The US Dollar (USD) saw a dip in response to the Consumer Price Index (CPI) coming in line with estimates, but quickly rebounded to trade at fresh highs for the year. Analysts at OCBC noted that the Dollar Index (DXY) was last seen at 106.70 levels, showing bullish momentum in the market.
Market adjustments are being made based on expectations regarding the Federal Reserve’s interest rate cycle, inflation rates, and President Trump’s policies. The nomination process for the upcoming election is expected to impact the USD/CNH trade, with investors remaining cautious due to tariff risks and policy uncertainties. The possibility of Trump hitting the ground running in Jan 2025 is also being considered.
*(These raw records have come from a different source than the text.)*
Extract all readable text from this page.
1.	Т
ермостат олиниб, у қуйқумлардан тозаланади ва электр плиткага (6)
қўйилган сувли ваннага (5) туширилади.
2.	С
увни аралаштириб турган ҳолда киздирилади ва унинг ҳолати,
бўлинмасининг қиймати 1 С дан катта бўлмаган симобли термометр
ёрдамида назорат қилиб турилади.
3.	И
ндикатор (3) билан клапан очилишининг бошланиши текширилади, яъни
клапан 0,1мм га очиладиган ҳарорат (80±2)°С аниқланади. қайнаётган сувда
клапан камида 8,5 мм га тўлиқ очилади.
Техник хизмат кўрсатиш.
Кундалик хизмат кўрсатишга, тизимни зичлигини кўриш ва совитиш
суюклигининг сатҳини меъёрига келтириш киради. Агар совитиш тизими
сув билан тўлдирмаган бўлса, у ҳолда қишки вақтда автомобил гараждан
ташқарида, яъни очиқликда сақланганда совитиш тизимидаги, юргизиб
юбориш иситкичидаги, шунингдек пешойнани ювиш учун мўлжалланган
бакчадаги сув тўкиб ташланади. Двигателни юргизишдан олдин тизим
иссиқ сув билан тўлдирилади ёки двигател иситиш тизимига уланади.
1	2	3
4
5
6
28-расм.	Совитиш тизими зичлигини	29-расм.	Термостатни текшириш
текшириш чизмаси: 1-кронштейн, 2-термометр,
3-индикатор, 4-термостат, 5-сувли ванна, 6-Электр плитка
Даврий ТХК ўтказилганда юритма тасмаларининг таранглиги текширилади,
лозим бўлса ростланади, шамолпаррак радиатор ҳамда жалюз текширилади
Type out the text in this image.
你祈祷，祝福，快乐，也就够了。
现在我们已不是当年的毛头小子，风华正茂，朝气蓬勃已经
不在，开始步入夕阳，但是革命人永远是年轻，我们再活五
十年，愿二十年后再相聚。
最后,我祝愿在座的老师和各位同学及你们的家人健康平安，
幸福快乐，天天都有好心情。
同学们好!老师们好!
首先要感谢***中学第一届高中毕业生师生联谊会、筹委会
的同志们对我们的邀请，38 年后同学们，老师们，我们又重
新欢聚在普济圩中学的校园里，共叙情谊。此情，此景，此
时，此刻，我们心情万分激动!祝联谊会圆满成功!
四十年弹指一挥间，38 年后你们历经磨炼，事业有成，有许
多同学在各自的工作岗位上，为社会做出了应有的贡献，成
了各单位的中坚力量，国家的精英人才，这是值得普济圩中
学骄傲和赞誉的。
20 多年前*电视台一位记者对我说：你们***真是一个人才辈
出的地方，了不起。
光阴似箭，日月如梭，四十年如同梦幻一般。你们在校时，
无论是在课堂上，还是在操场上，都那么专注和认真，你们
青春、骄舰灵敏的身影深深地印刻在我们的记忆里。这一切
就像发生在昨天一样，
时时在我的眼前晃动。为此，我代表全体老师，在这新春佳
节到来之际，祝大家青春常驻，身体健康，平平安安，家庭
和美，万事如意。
Recent Fedspeaks have indicated a slow pace for monetary policy adjustments, given the uncertainties surrounding the economy. Policymakers are cautious about the impact of government debt on growth and interest rates. More Fedspeaks are scheduled for the week, including one from Fed Chair Jerome Powell on Friday.
Technical analysis shows bullish momentum in the USD, with the Relative Strength Index (RSI) rising. Resistance levels are anticipated at 106.50, 107, and 107.40, while support levels are at 105.60 and 104.50/60. The Producer Price Index (PPI) is also expected to be released, which could impact the USD’s performance for the day.
Overall, the USD remains strong in the market, with bullish momentum and resistance levels being closely watched by investors. The impact of Fedspeaks and other economic indicators, such as the PPI, will continue to influence the USD’s performance in the near term. Investors should remain cautious of potential risks and uncertainties in the market, particularly in relation to government debt and policy decisions. Despite short-term fluctuations, the USD is expected to maintain its bullish trend in the coming days.